A group of entrepreneurs, including Google CEO Larry Page and executive chairman Eric Schmidt, former Microsoft chief architect Charles Simonyi, filmmaker James Cameron, former astronaut Tom Jones, X Prize co-founder Peter Diamandis, Space Adventures' Eric Anderson and others have found Planetary Resources, Inc. This new enterprise intends to mine asteroids and bring valuable elements like platinum and gold to Earth. Full details at Wired.
A group of wealthy, adventurous entrepreneurs will announce on Apr. 24 a new venture called Planetary Resources, Inc., which plans to send swarms of robots to space to scout asteroids for precious metals and set up mines to bring resources back to Earth, in the process adding trillions of dollars to the global GDP, helping ensure humanity’s prosperity and paving the way for the human settlement of space.
“The resources of Earth pale in comparison to the wealth of the solar system,” said Eric Anderson, who founded the commercial space tourism company Space Adventures, and is co-founder of a new company along with Peter Diamandis, who started the X Prize foundation, which offers prize-based incentives for advanced technology development.
Nearly 9,000 asteroids larger than 150 feet in diameter orbit near the Earth. Some could contain as much platinum as is mined in an entire year on Earth, making them potentially worth several billion dollars each. The right kinds of investment could reap huge rewards for those willing to take the risk.

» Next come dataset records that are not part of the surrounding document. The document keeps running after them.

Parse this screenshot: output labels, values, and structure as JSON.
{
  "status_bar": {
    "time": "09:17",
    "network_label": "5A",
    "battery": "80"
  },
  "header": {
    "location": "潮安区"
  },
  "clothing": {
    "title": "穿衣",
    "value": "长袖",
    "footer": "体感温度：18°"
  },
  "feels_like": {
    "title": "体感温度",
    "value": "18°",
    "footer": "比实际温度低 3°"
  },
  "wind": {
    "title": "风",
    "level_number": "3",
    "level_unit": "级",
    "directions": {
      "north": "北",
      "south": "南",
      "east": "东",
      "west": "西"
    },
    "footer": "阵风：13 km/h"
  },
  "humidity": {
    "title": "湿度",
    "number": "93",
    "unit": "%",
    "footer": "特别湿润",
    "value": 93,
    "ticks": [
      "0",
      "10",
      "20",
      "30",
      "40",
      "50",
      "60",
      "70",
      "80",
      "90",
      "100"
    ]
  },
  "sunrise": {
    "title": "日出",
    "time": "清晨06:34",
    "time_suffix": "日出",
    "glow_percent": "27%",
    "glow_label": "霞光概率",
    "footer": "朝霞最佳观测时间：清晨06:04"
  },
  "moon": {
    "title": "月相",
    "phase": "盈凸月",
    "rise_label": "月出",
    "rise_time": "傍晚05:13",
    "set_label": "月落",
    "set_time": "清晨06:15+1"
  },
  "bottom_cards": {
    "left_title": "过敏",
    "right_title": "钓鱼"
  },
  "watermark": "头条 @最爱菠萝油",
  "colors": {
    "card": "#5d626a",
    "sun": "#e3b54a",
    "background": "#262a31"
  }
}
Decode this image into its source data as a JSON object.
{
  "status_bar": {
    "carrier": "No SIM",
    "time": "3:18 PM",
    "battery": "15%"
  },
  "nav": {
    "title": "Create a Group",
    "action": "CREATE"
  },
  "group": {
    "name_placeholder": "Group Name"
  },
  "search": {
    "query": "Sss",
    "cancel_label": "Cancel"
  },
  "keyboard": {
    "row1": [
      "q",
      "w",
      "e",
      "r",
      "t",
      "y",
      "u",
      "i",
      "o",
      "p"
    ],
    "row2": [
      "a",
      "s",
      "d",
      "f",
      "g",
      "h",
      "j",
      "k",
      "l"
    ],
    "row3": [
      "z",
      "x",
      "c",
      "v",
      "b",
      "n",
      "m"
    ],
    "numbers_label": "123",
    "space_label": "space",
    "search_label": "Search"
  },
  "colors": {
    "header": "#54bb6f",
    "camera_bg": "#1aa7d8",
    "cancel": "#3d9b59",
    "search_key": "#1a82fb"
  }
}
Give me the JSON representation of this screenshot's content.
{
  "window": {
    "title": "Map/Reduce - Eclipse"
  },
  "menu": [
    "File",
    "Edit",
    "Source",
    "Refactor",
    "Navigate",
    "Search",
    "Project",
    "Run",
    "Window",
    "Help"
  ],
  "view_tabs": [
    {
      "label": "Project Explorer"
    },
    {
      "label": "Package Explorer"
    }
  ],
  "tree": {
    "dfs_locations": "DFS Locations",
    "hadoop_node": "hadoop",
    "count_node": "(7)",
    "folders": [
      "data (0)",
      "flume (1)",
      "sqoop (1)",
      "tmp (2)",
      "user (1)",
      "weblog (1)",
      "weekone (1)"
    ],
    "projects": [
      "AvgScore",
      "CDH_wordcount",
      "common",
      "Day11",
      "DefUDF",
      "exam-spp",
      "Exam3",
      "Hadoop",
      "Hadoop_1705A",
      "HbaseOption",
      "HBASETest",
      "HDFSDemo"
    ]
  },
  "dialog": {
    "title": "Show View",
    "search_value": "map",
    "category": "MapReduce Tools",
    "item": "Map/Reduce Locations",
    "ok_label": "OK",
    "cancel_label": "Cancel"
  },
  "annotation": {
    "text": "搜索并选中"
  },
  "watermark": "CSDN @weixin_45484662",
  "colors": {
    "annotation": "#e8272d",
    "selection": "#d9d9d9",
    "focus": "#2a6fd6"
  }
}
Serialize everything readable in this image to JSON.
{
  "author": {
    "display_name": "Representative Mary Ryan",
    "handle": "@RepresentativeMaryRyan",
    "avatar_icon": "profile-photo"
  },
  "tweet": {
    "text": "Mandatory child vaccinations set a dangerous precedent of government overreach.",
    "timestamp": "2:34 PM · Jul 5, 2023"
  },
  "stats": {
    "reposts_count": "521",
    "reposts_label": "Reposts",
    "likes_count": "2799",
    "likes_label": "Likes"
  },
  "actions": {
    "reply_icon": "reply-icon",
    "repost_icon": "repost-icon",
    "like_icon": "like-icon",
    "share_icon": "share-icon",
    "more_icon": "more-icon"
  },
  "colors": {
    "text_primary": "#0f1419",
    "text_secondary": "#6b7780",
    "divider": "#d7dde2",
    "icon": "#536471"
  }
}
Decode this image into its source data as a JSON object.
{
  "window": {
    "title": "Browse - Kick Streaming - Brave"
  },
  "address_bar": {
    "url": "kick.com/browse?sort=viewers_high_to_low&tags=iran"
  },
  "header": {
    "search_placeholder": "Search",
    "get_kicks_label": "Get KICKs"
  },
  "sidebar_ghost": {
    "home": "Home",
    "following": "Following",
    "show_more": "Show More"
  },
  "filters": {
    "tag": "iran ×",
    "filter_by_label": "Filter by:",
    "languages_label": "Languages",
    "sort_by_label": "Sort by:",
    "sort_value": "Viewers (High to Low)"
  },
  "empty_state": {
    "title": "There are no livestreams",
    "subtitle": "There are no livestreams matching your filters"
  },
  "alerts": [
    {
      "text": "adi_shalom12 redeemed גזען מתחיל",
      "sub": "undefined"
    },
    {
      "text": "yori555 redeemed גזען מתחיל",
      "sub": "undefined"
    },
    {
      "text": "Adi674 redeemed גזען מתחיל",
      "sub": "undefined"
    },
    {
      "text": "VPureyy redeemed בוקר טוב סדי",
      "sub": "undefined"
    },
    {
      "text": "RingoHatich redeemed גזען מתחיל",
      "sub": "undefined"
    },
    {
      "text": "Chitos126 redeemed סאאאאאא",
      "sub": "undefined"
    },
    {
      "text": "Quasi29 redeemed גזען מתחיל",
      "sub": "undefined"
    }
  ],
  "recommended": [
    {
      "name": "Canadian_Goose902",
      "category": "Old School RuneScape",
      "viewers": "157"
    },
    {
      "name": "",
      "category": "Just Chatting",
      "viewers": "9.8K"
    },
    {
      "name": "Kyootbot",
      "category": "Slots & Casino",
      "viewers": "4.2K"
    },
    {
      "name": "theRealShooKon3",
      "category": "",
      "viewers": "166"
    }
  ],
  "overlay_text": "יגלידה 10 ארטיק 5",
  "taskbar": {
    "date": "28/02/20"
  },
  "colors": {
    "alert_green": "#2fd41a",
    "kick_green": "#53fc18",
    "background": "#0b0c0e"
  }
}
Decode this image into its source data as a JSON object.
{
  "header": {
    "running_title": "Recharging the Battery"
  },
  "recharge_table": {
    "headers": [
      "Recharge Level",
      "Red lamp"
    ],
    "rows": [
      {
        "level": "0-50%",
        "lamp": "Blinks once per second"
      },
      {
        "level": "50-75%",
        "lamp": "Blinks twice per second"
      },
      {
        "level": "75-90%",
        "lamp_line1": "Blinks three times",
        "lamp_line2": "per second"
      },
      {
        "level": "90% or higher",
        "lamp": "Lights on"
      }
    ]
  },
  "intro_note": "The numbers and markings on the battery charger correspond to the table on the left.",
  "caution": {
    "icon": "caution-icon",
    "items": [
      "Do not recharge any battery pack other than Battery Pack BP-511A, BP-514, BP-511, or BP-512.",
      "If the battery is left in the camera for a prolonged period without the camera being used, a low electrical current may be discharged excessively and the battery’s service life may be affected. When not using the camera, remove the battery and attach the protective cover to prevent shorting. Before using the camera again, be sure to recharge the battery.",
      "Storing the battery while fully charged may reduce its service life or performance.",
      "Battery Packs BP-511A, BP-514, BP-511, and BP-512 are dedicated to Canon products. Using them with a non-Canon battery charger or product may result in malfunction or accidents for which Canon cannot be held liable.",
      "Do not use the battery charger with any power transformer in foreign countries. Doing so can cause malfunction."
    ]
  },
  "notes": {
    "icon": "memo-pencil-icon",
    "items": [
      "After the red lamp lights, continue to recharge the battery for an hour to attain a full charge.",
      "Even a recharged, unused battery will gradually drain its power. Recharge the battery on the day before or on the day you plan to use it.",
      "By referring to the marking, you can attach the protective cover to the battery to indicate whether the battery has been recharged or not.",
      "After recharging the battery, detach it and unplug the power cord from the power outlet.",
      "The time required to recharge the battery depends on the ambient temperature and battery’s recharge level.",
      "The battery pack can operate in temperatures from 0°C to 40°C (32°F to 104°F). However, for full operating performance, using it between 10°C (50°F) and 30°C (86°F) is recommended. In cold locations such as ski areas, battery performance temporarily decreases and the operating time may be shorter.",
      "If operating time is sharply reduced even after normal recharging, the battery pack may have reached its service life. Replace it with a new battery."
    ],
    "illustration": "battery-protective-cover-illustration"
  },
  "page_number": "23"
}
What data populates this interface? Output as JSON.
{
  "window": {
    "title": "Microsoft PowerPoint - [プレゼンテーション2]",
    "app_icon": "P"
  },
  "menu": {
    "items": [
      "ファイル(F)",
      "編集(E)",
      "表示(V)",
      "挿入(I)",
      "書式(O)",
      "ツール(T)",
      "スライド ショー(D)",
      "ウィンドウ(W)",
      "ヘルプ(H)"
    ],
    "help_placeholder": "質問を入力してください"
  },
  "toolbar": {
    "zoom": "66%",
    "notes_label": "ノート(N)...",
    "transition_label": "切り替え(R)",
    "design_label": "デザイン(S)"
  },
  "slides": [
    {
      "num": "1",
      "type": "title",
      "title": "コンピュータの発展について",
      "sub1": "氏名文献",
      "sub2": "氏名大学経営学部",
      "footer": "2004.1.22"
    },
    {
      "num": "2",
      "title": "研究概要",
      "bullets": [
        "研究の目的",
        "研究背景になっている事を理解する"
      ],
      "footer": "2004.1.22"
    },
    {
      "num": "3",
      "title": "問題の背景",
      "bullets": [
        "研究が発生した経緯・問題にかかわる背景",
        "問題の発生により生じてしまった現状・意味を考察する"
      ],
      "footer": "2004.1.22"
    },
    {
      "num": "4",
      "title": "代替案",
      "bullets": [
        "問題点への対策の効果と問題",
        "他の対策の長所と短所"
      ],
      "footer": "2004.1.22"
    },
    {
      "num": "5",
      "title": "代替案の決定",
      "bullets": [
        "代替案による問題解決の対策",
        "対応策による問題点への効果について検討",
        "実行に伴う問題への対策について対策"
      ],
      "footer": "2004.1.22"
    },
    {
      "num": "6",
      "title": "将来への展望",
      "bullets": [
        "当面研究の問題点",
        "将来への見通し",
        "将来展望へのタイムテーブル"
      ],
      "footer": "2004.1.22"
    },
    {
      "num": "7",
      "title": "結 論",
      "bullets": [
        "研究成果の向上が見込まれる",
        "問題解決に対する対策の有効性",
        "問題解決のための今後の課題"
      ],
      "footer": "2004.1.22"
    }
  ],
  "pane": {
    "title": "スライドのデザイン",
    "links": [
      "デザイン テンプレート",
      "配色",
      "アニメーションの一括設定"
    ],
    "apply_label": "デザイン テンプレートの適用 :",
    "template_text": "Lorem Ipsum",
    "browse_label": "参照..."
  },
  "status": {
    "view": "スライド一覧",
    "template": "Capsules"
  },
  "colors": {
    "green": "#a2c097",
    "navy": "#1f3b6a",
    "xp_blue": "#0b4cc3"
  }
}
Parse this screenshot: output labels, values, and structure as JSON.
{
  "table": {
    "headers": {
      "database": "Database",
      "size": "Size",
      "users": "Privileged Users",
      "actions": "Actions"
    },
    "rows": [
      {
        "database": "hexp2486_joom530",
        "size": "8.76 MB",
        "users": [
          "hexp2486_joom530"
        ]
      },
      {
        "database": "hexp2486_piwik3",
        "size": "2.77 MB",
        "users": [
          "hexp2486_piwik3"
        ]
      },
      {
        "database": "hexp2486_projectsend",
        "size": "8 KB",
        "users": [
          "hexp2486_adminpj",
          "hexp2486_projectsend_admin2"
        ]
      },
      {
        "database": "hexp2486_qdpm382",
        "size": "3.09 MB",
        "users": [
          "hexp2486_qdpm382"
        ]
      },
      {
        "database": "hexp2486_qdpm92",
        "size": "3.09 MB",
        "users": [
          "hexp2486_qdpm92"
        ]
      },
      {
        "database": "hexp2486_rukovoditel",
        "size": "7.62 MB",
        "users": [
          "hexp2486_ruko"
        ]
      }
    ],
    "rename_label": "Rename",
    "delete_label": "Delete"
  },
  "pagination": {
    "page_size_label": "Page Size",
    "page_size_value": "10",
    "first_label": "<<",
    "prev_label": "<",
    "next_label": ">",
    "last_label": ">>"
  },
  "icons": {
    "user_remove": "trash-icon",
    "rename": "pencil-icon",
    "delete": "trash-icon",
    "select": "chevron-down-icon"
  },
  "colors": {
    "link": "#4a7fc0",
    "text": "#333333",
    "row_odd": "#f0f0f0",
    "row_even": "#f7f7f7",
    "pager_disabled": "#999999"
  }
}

Within the next 18 to 24 months, Planetary Resources intends to launch between two and five space-based telescopes to identify potentially valuable asteroids. Mining just the top few feet of a single modestly sized, half-mile-diameter asteroid could potentially yield 130 tons of platinum, which is worth around $6 billion at current market prices. However, the cost of setting up and running an asteroid mining mission is very high, and many doubt whether it can be made profitable.